We have few details about exactly what Petronas will build at PIC other than this very sketchy announcement from the Malaysian state-owned oil, gas and petrochemicals giant: “[The complex] will consist of a 300,000 bbl/day refinery and a petrochemical complex, which is expected to produce 7.7m tonnes/year of various grades of products, including differentiated and speciality chemicals products, such as synthetic rubbers and high grade polymers.”
The phrase “differentiated and speciality chemicals” might be enough, though, to ring alarm bells in Singapore as this is also the direction in which Jurong Island is also heading.

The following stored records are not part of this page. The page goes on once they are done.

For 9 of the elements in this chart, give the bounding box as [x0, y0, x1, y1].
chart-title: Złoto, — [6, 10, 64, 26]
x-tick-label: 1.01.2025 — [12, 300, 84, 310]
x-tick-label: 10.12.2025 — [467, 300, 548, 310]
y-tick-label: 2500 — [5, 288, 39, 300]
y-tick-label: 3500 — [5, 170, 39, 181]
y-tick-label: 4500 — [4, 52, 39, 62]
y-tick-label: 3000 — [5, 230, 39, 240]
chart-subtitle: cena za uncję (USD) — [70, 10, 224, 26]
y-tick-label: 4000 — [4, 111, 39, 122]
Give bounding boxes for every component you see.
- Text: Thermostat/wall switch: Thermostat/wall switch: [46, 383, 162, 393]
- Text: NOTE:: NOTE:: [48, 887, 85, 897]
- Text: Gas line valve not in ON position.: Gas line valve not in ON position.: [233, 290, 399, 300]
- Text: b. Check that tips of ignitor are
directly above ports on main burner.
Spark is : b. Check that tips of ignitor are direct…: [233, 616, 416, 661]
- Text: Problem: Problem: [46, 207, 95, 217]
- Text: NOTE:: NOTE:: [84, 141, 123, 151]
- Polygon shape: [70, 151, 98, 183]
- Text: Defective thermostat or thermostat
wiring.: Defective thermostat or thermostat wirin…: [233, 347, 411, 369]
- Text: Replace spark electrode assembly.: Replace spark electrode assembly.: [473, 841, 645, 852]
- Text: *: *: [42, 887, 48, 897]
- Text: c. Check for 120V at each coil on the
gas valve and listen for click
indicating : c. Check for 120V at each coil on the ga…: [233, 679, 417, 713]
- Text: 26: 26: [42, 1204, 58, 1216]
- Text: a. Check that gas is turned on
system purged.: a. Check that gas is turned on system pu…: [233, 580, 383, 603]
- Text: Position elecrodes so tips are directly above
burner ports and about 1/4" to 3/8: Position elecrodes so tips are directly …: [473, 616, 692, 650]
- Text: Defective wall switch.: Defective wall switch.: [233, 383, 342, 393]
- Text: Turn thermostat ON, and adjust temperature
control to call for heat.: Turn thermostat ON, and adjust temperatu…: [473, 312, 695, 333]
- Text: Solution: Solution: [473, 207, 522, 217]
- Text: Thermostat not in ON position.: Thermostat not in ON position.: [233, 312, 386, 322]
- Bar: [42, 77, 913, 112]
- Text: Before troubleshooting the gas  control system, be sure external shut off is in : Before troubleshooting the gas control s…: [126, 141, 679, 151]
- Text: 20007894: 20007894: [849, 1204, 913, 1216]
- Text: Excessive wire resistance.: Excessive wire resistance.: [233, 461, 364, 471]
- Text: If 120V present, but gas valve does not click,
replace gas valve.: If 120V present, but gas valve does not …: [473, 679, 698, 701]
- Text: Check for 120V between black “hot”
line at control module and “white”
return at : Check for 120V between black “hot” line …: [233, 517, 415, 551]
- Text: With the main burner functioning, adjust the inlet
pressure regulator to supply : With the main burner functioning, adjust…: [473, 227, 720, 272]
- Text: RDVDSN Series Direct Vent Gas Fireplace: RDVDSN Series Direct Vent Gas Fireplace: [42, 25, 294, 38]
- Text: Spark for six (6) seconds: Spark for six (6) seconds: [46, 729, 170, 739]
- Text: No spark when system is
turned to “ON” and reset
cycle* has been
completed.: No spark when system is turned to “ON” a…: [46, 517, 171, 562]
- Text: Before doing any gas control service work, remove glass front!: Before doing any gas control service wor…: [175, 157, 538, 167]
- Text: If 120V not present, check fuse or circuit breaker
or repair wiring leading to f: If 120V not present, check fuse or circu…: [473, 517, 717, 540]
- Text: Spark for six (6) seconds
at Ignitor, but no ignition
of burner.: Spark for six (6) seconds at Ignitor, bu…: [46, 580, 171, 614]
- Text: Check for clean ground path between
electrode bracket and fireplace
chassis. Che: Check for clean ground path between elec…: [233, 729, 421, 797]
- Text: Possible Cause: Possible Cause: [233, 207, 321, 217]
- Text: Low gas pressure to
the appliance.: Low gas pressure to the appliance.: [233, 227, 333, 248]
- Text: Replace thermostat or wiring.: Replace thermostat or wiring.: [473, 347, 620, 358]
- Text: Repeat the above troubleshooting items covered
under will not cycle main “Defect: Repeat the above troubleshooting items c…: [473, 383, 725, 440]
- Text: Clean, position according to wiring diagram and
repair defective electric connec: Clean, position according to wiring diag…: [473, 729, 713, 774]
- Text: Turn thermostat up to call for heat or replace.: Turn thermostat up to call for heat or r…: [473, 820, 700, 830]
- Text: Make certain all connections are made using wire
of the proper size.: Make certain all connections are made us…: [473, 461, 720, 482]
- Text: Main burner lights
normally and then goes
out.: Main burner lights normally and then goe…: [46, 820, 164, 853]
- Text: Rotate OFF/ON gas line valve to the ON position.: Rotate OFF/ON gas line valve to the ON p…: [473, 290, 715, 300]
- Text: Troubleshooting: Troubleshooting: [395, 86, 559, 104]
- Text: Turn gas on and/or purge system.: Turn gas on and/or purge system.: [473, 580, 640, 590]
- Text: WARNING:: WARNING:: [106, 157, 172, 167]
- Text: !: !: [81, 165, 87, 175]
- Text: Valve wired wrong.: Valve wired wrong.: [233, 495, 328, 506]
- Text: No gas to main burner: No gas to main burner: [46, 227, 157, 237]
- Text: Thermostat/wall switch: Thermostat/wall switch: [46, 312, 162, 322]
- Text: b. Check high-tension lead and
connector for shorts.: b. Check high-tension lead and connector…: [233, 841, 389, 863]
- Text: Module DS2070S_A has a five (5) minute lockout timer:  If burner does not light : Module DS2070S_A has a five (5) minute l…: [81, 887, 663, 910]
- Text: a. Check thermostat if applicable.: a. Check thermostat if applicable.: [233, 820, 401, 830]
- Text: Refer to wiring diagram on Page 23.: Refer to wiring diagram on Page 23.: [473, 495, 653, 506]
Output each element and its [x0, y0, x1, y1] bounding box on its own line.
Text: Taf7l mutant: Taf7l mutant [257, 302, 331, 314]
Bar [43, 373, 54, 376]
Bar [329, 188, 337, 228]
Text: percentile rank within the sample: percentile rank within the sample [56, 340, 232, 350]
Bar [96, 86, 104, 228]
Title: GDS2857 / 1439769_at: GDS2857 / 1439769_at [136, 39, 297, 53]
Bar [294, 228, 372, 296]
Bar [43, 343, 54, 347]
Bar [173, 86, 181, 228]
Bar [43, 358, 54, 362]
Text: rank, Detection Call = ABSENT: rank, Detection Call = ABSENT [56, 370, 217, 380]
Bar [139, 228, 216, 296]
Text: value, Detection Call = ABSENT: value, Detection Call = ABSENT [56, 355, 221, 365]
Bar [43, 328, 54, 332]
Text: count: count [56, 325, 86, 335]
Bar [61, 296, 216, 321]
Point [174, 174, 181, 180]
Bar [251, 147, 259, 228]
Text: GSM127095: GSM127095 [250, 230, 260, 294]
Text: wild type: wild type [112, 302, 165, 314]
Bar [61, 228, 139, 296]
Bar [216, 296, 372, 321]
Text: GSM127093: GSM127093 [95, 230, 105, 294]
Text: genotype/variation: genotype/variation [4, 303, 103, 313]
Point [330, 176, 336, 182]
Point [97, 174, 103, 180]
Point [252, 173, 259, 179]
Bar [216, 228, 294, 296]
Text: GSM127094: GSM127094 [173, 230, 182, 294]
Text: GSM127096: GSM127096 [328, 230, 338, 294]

And one would have thought that a complex of the scale being planned by Petronas cannot entirely involve specialities, given that the specialities produced there would be at risk of becoming commodities as a result of oversupply. Thus, Singapore and other Asian petrochemical producers might also face competition in the commodities space from PIC.
We also continue to worry that there will not be enough room for all the new petrochemicals projects being planned, both in Asia in general and in the US. (see the above table for an updated list of some of the many new crackers due on-stream in the States).
The key assessment for us remains China’s ability and willingness to absorb surplus petrochemicals volumes over the next decade, given that it is by the far the biggest consumer in the region.